Phdthesis3018: Unterschied zwischen den Versionen
Aktuelle Version vom 17. Juni 2011, 09:43 Uhr
Datum: 9. Juli 2010
KIT, Fakultät für Wirtschaftswissenschaften
Erscheinungsort / Ort: Karlsruhe
Referent(en): Rudi Studer
In this thesis, we elaborate on the conceptualization, objectives, problems, and challenges of Semantic Web search. We firstly introduce a general model for search, which allows us to compare different notions that exist in literature. Specifically, the task of data retrieval can be distinguished from the one of document retrieval. Independent of the tasks and the objects to be retrieved, there is one category of systems called semantic search, which employ a semantic model for searching. Semantic Web search can be considered as special kind of semantic search, which is focused on the task of data retrieval on the Semantic Web. The main objective of Semantic Web search is to address more complex information needs. This breaks down to delivering more relevant results to more complex queries, which might range from precise answers in the form of facts, to complex results in the form of entities and their relations, up to integrated units of content that combine heterogeneous data from different sources on the Web. The challenges that lie ahead include dealing with the large and increasing volume of data on the Semantic Web, its heterogeneity as well as its complexity. In fact, complexity in this scenario has many facets. From the system point of view, complexity poses additional requirements for data management and processing. But also, complexity imposes additional burden on the user. An effective Semantic Web search solution must be not only efficient, scalable and deliver high quality results but also, the users must be able to exploit it.

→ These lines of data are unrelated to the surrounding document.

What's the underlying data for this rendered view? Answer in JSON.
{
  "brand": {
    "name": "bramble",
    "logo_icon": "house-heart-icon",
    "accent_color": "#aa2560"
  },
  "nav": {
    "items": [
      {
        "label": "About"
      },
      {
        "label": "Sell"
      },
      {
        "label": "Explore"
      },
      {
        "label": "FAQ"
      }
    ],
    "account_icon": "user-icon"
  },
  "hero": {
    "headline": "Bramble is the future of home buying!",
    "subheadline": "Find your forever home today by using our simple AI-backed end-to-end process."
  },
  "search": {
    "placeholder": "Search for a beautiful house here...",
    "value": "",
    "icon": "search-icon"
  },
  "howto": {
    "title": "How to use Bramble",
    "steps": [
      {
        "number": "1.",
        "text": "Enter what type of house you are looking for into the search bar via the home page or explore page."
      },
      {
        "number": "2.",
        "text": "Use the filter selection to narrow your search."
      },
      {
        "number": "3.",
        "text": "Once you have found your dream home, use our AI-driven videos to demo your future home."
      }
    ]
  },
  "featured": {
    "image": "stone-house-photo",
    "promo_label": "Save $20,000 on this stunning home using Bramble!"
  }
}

Based on this framework of Semantic Web search, we survey the state of the art and also, briefly present and position the specific contributions we made in the last four years that address some of the problems and challenges. We look at different tasks that are required for Semantic Web search. In particular, we study concepts and techniques that have been proposed for crawling, storing, indexing, querying and for ranking resources on the Semantic Web. Since Semantic Web search necessarily involves the use of multiples data sources, we also discuss solutions for federated query processing and data integration that aim to deal with the multi-source search problem.

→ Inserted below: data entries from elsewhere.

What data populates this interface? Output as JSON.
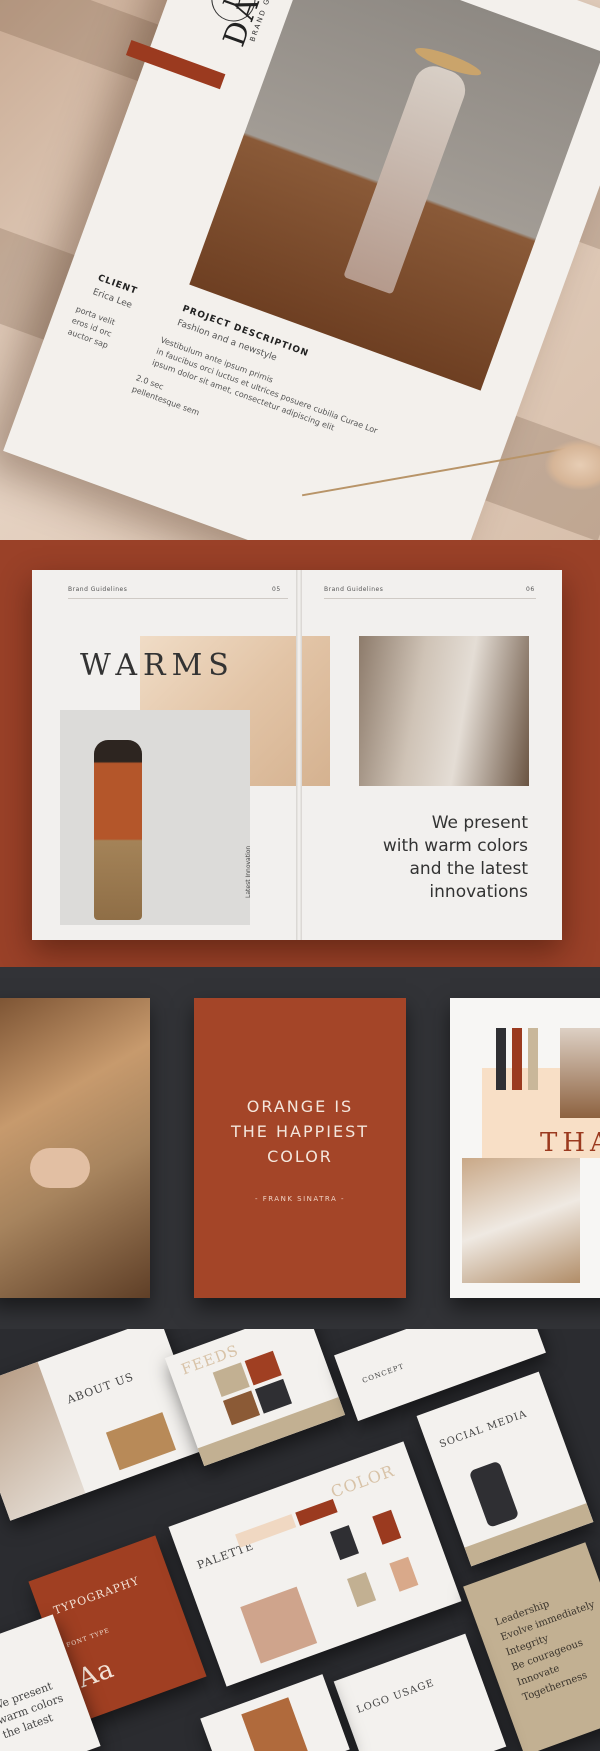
{
  "cover": {
    "logo_letter": "D",
    "brand": "DARCY",
    "brand_sub": "BRAND GUIDELINES",
    "client_label": "CLIENT",
    "client_name": "Erica Lee",
    "client_lines": [
      "porta velit",
      "eros id orc",
      "auctor sap"
    ],
    "project_label": "PROJECT DESCRIPTION",
    "project_sub": "Fashion and a newstyle",
    "project_lines": [
      "Vestibulum ante ipsum primis",
      "in faucibus orci luctus et ultrices posuere cubilia Curae Lor",
      "ipsum dolor sit amet, consectetur adipiscing elit"
    ],
    "extra_lines": [
      "2.0 sec",
      "pellentesque sem"
    ]
  },
  "magazine": {
    "left_header": "Brand Guidelines",
    "left_page": "05",
    "right_header": "Brand Guidelines",
    "right_page": "06",
    "headline": "WARMS",
    "vertical_label": "Latest Innovation",
    "quote_lines": [
      "We present",
      "with warm colors",
      "and the latest",
      "innovations"
    ]
  },
  "quote_card": {
    "lines": [
      "ORANGE IS",
      "THE HAPPIEST",
      "COLOR"
    ],
    "attribution": "-  FRANK SINATRA  -"
  },
  "swatch_card": {
    "headline": "THA",
    "swatches": [
      "#2f2f33",
      "#9b3a1f",
      "#c9b79a"
    ]
  },
  "spreads": {
    "about": "ABOUT US",
    "feeds": "FEEDS",
    "concept": "CONCEPT",
    "social": "SOCIAL MEDIA",
    "typography": "TYPOGRAPHY",
    "typeface_label": "FONT TYPE",
    "sample": "Aa",
    "palette": "PALETTE",
    "color": "COLOR",
    "logo_usage": "LOGO USAGE",
    "values": [
      "Leadership",
      "Evolve immediately",
      "Integrity",
      "Be courageous",
      "Innovate",
      "Togetherness"
    ],
    "left_quote": [
      "We present",
      "warm colors",
      "the latest"
    ]
  },
  "colors": {
    "rust": "#9b3a1f",
    "charcoal": "#2f3034",
    "paper": "#f3f0ec"
  }
}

Most of the contributions we presented in that survey part have been implemented and integrated into an approach called SemSearchPro, one of the first solution towards large-scale Semantic Web search. This thesis is focus on the presentation of this approach. SemSearchPro addresses the challenges of data volume, heterogeneity and complexity. It uses an index, whose design is inspired by Web search technologies that have proven to scale to the Web scenario. In fact, the same data structure that is used for managing Web documents is used for managing and indexing Semantic Web data. For dealing with heterogeneous data, SemSearchPro leverages the large body of research work on database integration to precompute mappings (links) between data sources. These links stored in a specialized index are then used to improve the performance of federated query processing, i.e., to combine results from different sources more efficiently. For usability as well as for efficiency, SemSearchPro heavily relies on the use of semantic models.
On the one hand, semantic models can be seen as a source of knowledge based on which the users can be supported through various tasks. In fact, we argue that for usabable Semantic Web search, the entire search process including the steps of query construction, query processing, and result presentation and refinement have to be taken into account. That is, we have to look beyond the task of processing queries against resources and to investigate where else semantics can help to support users in dealing with the complex data, queries and results involved in Semantic Web search. SemSearchPro implements the concept of process-oriented Semantic Web search to accomplish this. It uses semantic models to translate simple user keywords to possibly complex structured queries, to automatically select the appropriate widgets for the given results, and to generate facets for the user to refine the current results.
One the other hand, semantic models are treated as summary models. SemSearchPro shows that operating mainly on the summary models instead of using the actual data can help to improve the performance of several tasks. This thesis elaborates in detail how these semantic models / summary models can be exploited to translate keywords to structured queries and also, to process complex structured queries more efficiently.